Alors, d'une voix émue, souvent coupée par un sanglot, la jeune femme, s'accusant avec sincérité, raconta sa vie depuis qu'elle habitait seule sa riche demeure et qu'on ne se croyait plus obligé de la respecter. En terminant cette douloureuse confidence, elle réclama de nouveau l'aide et la protection de son mari.

«Ah! pensa Gaston, le hasard, c'est le doigt de Dieu; le devoir m'attendait ici.»

Puis, s'inclinant vers Hélène, il lui baisa la main.

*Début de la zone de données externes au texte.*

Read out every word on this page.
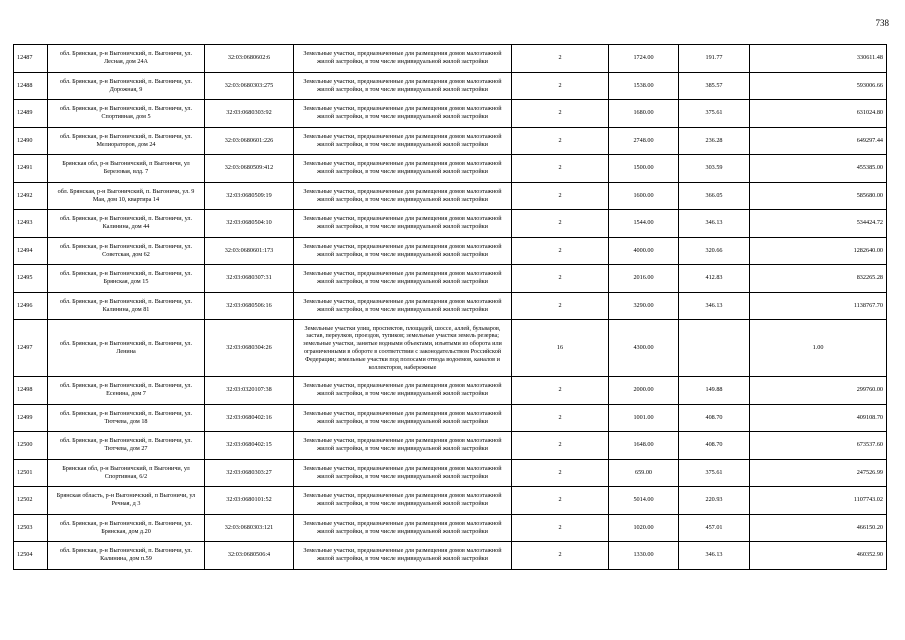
738
12487	обл. Брянская, р-н Выгоничский, п. Выгоничи, ул. Лесная, дом 24А	32:03:0680602:6	Земельные участки, предназначенные для размещения домов малоэтажной жилой застройки, в том числе индивидуальной жилой застройки	2	1724.00	191.77	330611.48
12488	обл. Брянская, р-н Выгоничский, п. Выгоничи, ул. Дорожная, 9	32:03:0680303:275	Земельные участки, предназначенные для размещения домов малоэтажной жилой застройки, в том числе индивидуальной жилой застройки	2	1538.00	385.57	593006.66
12489	обл. Брянская, р-н Выгоничский, п. Выгоничи, ул. Спортивная, дом 5	32:03:0680303:92	Земельные участки, предназначенные для размещения домов малоэтажной жилой застройки, в том числе индивидуальной жилой застройки	2	1680.00	375.61	631024.80
12490	обл. Брянская, р-н Выгоничский, п. Выгоничи, ул. Мелиораторов, дом 24	32:03:0680601:226	Земельные участки, предназначенные для размещения домов малоэтажной жилой застройки, в том числе индивидуальной жилой застройки	2	2748.00	236.28	649297.44
12491	Брянская обл, р-н Выгоничский, п Выгоничи, ул Березовая, влд. 7	32:03:0680509:412	Земельные участки, предназначенные для размещения домов малоэтажной жилой застройки, в том числе индивидуальной жилой застройки	2	1500.00	303.59	455385.00
12492	обл. Брянская, р-н Выгоничский, п. Выгоничи, ул. 9 Мая, дом 10, квартира 14	32:03:0680509:19	Земельные участки, предназначенные для размещения домов малоэтажной жилой застройки, в том числе индивидуальной жилой застройки	2	1600.00	366.05	585680.00
12493	обл. Брянская, р-н Выгоничский, п. Выгоничи, ул. Калинина, дом 44	32:03:0680504:10	Земельные участки, предназначенные для размещения домов малоэтажной жилой застройки, в том числе индивидуальной жилой застройки	2	1544.00	346.13	534424.72
12494	обл. Брянская, р-н Выгоничский, п. Выгоничи, ул. Советская, дом 62	32:03:0680601:173	Земельные участки, предназначенные для размещения домов малоэтажной жилой застройки, в том числе индивидуальной жилой застройки	2	4000.00	320.66	1282640.00
12495	обл. Брянская, р-н Выгоничский, п. Выгоничи, ул. Брянская, дом 15	32:03:0680307:31	Земельные участки, предназначенные для размещения домов малоэтажной жилой застройки, в том числе индивидуальной жилой застройки	2	2016.00	412.83	832265.28
12496	обл. Брянская, р-н Выгоничский, п. Выгоничи, ул. Калинина, дом 81	32:03:0680506:16	Земельные участки, предназначенные для размещения домов малоэтажной жилой застройки, в том числе индивидуальной жилой застройки	2	3290.00	346.13	1138767.70
12497	обл. Брянская, р-н Выгоничский, п. Выгоничи, ул. Ленина	32:03:0680304:26	Земельные участки улиц, проспектов, площадей, шоссе, аллей, бульваров, застав, переулков, проездов, тупиков; земельные участки земель резерва; земельные участки, занятые водными объектами, изъятыми из оборота или ограниченными в обороте в соответствии с законодательством Российской Федерации; земельные участки под полосами отвода водоемов, каналов и коллекторов, набережные	16	4300.00		1.00
12498	обл. Брянская, р-н Выгоничский, п. Выгоничи, ул. Есенина, дом 7	32:03:0320107:38	Земельные участки, предназначенные для размещения домов малоэтажной жилой застройки, в том числе индивидуальной жилой застройки	2	2000.00	149.88	299760.00
12499	обл. Брянская, р-н Выгоничский, п. Выгоничи, ул. Тютчева, дом 18	32:03:0680402:16	Земельные участки, предназначенные для размещения домов малоэтажной жилой застройки, в том числе индивидуальной жилой застройки	2	1001.00	408.70	409108.70
12500	обл. Брянская, р-н Выгоничский, п. Выгоничи, ул. Тютчева, дом 27	32:03:0680402:15	Земельные участки, предназначенные для размещения домов малоэтажной жилой застройки, в том числе индивидуальной жилой застройки	2	1648.00	408.70	673537.60
12501	Брянская обл, р-н Выгоничский, п Выгоничи, ул Спортивная, 6/2	32:03:0680303:27	Земельные участки, предназначенные для размещения домов малоэтажной жилой застройки, в том числе индивидуальной жилой застройки	2	659.00	375.61	247526.99
12502	Брянская область, р-н Выгоничский, п Выгоничи, ул Речная, д 3	32:03:0680101:52	Земельные участки, предназначенные для размещения домов малоэтажной жилой застройки, в том числе индивидуальной жилой застройки	2	5014.00	220.93	1107743.02
12503	обл. Брянская, р-н Выгоничский, п. Выгоничи, ул. Брянская, дом д.20	32:03:0680303:121	Земельные участки, предназначенные для размещения домов малоэтажной жилой застройки, в том числе индивидуальной жилой застройки	2	1020.00	457.01	466150.20
12504	обл. Брянская, р-н Выгоничский, п. Выгоничи, ул. Калинина, дом п.59	32:03:0680506:4	Земельные участки, предназначенные для размещения домов малоэтажной жилой застройки, в том числе индивидуальной жилой застройки	2	1330.00	346.13	460352.90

«Ne parlons plus du passé, dit-il; ma vie vous appartient, Hélène; tâchons de nous mieux comprendre et nous pourrons encore être heureux.»

XII

APRÈS L'ORAGE.

C'est l'hiver, la neige tombe, les portes sont closes, il est quatre heures du soir et il fait presque nuit. Dans le salon de la petite maison de Houdan, le docteur et M. de Champlâtreux jouent aux échecs. Graves, silencieux, ils méditent les coups. Près de la vaste cheminée où le bois flambe en pétillant, Mademoiselle tricote, assise dans son grand fauteuil. Près d'elle, tout près d'elle, Aimée, un peu pâle, oublie de pousser l'aiguille plantée dans sa broderie. Aucun bruit au dehors; le petit chasseur, toujours en vedette sur la crête du toit, oscille à peine et semble regarder au loin, comme s'il attendait un ami.

Les deux joueurs sortent soudain de leur mutisme; un coup douteux s'est présenté. Mademoiselle relève la tête, les regarde et les écoute. Ses cheveux sont blancs, blancs comme la neige qui couvre la terre et les arbres. Son visage a quelques rides légères, elle sourit de l'animation des deux partenaires; toujours son beau sourire mélancolique et doux.

Les joueurs sont retombés dans leurs calculs sur la marche de la reine ou du roi. Mademoiselle prend la main d'Aimée qui tressaille et semble s'éveiller.